Thursday, March 22, 2012

Another day.

On our way out to the butterfly rain forest.
There's a gentle tap of rain drops outside my window tonight.  A brief thunderstorm passed over the house and I had a few minutes to sit out on the back porch and watch the distant lightening light up the sky.  It wasn't completely dark yet- could it have already been past 8 o'clock?  Summer must be coming when the night is that light.  I tried to take a few deep breaths and thank the Lord for all His goodness before going back inside, where I knew Scotty might be waiting for me to take my turn to rock Jubilee and calm her for sleep.  I'm not sure if I totally blocked out Natty's newborn days or if Jubilee is just a bit more difficult.  She seemed harmless enough at first but we are into the third week now and her eating and sleeping haven't improved.  She still gets up about every 2 hours at night and is tough to get back to sleep a good part of the time after that.  Thankfully, she sleeps a good part of the day but nursing is always a challenge as my breast milk has some kind of tranquilizer in it.  I remember that feeling well of wondering if I'll ever be able to do anything else other than take care of the baby.  I remember things getting better, too.  I'm just hoping they do before we make the big move to Charlotte in early April.  I have to give credit to Scotty who always rises to the occasion and takes quite a bit of stress off of me during the night by rocking Jubilee whenever she can't fall back asleep right away.  He's an amazing man and tends to be more patient than me.

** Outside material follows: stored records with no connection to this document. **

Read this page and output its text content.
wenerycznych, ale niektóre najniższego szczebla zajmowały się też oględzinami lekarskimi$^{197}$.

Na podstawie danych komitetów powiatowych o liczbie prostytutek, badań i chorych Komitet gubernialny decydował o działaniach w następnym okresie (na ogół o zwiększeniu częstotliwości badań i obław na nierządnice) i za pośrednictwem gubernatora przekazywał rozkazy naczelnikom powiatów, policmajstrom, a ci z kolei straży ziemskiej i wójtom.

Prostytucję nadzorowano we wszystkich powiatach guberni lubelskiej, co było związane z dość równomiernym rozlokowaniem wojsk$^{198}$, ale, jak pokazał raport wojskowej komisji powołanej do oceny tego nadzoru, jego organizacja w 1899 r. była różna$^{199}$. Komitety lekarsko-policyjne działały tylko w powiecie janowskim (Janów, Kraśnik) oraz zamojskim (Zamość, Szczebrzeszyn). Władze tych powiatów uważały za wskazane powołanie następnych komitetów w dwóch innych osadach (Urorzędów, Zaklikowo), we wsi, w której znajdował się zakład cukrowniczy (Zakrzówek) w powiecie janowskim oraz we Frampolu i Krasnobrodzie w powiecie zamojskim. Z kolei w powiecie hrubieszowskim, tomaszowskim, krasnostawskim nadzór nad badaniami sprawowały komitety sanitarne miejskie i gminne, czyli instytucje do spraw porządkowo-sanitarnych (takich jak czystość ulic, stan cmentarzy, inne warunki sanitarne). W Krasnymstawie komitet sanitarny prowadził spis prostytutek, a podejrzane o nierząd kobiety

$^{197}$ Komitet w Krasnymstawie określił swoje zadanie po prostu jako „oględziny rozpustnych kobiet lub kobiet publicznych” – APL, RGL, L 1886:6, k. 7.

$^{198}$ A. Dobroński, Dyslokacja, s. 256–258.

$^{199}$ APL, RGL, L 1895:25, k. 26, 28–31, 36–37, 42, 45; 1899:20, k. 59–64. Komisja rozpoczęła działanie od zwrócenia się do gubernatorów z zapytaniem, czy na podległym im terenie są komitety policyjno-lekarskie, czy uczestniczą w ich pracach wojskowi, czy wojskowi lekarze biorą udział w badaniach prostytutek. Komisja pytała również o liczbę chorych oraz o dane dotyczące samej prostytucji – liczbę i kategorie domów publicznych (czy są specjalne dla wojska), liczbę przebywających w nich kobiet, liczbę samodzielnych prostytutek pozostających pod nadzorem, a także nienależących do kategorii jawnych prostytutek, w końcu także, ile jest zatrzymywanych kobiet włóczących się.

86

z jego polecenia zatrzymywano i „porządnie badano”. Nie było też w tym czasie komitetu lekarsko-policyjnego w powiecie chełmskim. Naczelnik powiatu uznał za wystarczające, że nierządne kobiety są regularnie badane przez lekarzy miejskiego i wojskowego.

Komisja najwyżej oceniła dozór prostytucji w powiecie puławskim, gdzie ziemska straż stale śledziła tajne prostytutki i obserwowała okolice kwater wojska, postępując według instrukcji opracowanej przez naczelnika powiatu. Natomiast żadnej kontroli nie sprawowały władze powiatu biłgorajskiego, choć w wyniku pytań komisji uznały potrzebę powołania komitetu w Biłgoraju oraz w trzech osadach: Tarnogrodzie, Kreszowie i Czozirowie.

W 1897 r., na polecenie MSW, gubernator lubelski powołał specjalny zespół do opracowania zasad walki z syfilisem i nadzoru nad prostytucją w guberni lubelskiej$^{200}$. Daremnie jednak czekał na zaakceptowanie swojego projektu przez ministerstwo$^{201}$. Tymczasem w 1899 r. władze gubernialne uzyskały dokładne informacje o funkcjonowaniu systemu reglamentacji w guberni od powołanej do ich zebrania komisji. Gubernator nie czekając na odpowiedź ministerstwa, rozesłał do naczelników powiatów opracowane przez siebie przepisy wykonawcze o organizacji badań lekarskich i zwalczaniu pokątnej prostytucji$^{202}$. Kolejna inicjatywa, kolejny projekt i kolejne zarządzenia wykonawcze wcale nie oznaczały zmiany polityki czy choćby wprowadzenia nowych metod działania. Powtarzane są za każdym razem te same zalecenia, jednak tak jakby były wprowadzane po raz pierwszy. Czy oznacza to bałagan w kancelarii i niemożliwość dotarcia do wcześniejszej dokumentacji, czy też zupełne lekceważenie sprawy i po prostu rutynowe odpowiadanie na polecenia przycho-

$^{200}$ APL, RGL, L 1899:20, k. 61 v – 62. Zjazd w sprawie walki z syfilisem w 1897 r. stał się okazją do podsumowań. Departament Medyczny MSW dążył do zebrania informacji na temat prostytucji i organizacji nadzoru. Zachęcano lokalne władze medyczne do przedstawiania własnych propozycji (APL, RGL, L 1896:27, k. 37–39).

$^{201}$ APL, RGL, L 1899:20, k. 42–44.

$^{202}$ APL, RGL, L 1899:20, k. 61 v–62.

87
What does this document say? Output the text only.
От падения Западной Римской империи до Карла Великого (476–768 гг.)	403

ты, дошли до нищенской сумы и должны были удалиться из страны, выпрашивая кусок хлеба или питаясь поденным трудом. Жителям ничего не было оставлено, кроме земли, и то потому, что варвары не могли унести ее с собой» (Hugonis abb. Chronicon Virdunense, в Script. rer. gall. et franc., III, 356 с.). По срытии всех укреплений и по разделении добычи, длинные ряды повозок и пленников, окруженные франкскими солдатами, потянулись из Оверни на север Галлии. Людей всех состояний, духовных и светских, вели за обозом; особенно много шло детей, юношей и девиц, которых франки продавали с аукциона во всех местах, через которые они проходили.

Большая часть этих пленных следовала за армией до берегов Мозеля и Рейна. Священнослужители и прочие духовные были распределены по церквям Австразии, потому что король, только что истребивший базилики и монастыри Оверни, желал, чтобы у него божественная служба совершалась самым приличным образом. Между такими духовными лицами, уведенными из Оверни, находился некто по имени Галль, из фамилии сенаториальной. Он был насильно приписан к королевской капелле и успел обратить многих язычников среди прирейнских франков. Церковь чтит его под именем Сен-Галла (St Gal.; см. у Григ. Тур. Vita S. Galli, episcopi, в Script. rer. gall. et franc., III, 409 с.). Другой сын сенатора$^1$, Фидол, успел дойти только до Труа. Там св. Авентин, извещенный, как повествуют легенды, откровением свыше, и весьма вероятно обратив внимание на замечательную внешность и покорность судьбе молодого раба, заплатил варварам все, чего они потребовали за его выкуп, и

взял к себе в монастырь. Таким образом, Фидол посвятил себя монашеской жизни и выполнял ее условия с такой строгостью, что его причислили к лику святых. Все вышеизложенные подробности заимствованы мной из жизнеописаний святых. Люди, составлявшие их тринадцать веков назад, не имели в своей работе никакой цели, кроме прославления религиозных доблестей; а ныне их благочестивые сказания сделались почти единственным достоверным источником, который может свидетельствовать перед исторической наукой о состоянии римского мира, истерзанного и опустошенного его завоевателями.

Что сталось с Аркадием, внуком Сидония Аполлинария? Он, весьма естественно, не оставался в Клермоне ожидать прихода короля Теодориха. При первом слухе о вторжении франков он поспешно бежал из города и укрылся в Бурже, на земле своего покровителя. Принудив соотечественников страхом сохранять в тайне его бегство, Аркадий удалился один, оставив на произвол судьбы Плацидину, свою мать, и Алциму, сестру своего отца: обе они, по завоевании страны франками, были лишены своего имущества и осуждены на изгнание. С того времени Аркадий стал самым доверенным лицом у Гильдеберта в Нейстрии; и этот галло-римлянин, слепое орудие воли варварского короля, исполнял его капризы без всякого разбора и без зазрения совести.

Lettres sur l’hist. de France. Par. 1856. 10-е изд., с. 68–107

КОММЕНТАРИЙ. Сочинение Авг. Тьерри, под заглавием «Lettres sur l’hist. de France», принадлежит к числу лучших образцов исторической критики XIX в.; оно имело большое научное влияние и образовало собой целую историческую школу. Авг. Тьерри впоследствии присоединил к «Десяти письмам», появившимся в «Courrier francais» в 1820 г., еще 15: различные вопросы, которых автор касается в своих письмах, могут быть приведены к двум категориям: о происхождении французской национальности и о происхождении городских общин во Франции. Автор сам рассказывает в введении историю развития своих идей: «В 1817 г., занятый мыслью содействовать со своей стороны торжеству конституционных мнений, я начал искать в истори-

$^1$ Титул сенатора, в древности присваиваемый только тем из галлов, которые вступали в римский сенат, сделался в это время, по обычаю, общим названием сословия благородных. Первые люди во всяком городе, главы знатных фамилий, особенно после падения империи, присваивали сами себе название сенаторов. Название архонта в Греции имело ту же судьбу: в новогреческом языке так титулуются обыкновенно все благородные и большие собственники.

I turned 32 on Tuesday.  Really?  I'm still not quite sure I believe it.  I felt blessed that day.  Like I had every reason to be satisfied in the lot that God has given me.  I have a beautiful family and I have a mighty God that loves me and takes care of me.  I missed Zion a lot that day.  My mom cooked me a birthday breakfast and then the rest of the family ate it while I nursed.  Funny how that seems to happen more often than not.  We then went to the butterfly rain forest- more because I would enjoy watching Natty discover the butterflies than for myself.  But, it was a perfect day and all the flowers were in top form.  Baby J slept through it all and I even got in a good nap after we got home.  Scotty and I made a cheese fondue of sorts for dinner and enjoyed a few rare moments of peace and quiet together before we sacked out.  A good day.

Ooooh- it's your birthday!
So, I'll head to bed now and try not to obsess about what the night might look like and how much crying we may be in for and what if she doesn't eat well again.  The morning always comes and there is always more grace and strength for another day.